Facial recognition technology is no longer a foreign concept to the public. Smartphones, social media sites and other commercial industries have been implementing this in recent product updates. While these are more consumer-related, facial recognition for large applications related to security and access will make its big debut at the Tokyo 2020 Olympics.
The Tokyo Games will be welcoming athletes, volunteers and staff in a new way, using the same facial recognition methods to keep events safe and manage crowds. The technology is not necessarily new, but the application is. Tokyo-based NEC Group built the system on an artificial intelligence (AI) engine called NeoFace, which is part of the company’s biometric authorization tools. With this new technology, the goal is to more effectively manage security.
How It Works
Photo data will be linked to an IC card issued to those that need access or authorization. NEC boasts it has the leading facial recognition based on benchmark data. When the face is recognized, the line moves faster, granting access to those who need it.

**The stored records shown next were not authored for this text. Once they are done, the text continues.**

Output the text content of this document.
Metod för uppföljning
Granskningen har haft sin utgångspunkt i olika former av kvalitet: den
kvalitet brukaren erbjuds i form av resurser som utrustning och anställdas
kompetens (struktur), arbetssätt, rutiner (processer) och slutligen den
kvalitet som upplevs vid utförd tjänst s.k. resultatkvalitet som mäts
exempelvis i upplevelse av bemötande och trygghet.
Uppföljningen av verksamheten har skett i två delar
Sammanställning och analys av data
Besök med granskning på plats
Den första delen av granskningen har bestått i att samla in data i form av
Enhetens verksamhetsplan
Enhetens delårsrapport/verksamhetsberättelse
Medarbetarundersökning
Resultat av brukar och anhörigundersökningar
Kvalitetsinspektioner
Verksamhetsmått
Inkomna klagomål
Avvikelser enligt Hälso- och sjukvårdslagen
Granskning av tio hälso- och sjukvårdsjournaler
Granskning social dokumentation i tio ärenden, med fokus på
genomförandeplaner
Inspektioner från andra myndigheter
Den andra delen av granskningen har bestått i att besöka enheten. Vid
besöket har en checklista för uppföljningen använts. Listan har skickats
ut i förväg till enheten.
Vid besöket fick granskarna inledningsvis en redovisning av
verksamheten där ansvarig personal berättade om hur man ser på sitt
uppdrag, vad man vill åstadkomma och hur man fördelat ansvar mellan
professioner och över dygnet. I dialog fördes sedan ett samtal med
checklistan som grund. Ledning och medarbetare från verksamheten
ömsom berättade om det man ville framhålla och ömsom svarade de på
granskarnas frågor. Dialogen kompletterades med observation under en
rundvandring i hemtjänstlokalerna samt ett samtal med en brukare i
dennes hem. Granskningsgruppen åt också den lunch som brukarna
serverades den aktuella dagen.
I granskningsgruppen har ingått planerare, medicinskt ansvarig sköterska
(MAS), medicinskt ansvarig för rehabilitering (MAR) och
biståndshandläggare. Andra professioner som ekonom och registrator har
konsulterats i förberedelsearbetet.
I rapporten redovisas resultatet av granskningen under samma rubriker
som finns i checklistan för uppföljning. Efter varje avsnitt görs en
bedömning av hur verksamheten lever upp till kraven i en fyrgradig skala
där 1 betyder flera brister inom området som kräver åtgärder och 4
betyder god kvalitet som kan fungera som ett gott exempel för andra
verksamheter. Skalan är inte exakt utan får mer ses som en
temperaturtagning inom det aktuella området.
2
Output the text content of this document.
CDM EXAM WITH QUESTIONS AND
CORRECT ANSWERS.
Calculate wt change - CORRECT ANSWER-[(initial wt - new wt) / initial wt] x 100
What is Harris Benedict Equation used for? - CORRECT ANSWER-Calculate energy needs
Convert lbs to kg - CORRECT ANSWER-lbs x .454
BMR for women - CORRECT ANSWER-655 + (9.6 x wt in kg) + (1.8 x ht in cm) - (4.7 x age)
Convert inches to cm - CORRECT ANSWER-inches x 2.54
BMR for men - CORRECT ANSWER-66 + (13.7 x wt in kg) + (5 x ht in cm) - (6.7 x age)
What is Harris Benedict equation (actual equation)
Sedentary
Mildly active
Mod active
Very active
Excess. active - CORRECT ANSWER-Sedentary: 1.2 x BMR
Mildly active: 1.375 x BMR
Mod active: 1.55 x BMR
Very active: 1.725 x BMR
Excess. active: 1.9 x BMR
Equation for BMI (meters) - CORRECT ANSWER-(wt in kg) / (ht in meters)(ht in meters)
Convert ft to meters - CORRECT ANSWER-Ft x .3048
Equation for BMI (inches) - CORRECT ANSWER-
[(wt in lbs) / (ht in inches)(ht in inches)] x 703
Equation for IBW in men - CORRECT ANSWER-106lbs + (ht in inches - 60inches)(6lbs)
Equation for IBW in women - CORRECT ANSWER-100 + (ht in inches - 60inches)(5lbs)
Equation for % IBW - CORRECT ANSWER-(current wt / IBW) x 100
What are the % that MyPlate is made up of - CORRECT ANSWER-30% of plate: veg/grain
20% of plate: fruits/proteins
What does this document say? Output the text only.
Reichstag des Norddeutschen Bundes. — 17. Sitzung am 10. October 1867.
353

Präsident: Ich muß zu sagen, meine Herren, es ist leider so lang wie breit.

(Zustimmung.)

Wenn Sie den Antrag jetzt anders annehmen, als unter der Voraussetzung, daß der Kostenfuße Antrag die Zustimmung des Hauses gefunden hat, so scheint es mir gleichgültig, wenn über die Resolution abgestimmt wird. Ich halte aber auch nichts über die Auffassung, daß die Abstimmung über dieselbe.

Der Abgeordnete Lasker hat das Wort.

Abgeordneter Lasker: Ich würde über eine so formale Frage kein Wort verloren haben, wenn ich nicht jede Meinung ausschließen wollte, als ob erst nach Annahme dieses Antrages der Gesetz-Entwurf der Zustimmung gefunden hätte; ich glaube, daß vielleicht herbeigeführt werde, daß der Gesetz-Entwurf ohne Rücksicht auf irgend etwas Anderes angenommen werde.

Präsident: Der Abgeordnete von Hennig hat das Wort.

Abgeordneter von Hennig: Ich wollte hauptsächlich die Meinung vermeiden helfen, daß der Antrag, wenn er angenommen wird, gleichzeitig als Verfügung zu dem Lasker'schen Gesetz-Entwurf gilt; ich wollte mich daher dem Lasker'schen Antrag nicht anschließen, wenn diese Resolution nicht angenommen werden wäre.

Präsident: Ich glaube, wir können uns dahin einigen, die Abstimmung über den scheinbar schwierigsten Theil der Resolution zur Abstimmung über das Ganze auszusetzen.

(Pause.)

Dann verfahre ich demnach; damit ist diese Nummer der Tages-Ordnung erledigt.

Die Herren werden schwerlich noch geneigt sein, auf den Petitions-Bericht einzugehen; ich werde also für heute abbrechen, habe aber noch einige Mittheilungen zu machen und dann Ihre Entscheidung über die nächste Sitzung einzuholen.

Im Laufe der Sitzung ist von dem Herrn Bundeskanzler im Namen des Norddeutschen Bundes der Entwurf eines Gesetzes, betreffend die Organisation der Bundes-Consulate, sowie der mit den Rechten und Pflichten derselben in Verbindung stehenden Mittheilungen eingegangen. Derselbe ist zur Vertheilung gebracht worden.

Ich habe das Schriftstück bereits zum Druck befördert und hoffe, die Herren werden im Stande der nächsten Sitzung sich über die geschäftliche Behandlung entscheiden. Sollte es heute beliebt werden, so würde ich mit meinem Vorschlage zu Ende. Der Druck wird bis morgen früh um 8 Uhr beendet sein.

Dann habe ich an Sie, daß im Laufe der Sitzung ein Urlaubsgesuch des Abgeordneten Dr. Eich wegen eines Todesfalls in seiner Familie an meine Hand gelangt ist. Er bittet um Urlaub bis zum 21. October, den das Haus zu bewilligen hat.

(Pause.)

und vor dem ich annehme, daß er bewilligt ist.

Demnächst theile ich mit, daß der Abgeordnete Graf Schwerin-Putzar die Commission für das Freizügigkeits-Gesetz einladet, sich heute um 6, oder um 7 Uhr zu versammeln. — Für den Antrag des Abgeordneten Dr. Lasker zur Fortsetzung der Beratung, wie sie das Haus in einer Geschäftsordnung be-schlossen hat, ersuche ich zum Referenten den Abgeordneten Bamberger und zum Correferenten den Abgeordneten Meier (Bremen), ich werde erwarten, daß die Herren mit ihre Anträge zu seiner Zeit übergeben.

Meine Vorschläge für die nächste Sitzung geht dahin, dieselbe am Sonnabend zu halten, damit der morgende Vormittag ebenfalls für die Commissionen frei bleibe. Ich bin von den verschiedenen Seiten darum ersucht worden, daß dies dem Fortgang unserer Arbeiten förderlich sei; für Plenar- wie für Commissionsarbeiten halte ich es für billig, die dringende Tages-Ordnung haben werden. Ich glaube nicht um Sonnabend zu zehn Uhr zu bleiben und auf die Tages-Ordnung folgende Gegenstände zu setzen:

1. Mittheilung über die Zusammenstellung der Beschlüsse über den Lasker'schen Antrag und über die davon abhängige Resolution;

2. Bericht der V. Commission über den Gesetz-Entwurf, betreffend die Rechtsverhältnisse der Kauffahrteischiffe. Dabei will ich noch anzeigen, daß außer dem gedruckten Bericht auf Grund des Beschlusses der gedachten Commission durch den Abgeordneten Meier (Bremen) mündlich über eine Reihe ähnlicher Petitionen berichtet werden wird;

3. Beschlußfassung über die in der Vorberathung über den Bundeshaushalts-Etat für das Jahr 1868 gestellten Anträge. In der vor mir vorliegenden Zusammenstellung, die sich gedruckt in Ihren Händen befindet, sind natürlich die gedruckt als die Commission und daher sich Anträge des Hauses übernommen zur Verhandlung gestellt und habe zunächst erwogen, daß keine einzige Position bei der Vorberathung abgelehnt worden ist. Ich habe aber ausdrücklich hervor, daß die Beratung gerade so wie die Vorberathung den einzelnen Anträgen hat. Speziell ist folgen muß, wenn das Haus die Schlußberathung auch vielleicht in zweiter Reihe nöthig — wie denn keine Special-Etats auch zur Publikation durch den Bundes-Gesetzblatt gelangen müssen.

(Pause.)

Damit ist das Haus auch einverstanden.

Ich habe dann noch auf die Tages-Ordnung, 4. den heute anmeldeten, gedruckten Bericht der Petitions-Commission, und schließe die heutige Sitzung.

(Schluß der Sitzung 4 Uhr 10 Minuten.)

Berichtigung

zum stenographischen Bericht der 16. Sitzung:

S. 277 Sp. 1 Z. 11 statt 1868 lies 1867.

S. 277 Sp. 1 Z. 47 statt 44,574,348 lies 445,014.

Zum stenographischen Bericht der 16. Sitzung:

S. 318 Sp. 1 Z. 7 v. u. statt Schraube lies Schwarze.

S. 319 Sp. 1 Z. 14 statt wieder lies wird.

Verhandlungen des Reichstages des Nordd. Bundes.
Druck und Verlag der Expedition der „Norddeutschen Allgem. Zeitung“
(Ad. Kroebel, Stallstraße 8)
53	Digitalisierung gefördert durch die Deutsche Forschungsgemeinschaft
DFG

New Security Challenges Emerge
One big difference between Tokyo 2020 and previous Olympiads is that there is no single Olympic Park that offers access to many events. Typically, host cities have central campus that allows different parties to move from venue to venue. In Tokyo, there will multiple locations, putting a strain on security resources. With the facial recognition project, this should speed up security lines, permitting only those known faces to access the area.
Tokyo Will Be Important Test for the Technology
Testing has indicated that the system works as expected. With less than two years to go until the events, NEC still has time to adapt as needed and continue the quality assurance process.
Many in the industry are looking at what happens in Tokyo as a significant test for the technology. If it delivers, this is sure to spur more innovation and adoption. If facial recognition proves itself to be a way to enhance security, people may soon be able to use their face to grant access to office floors in a skyscraper or even pay for groceries. The human face may be the most surefire security measure available soon.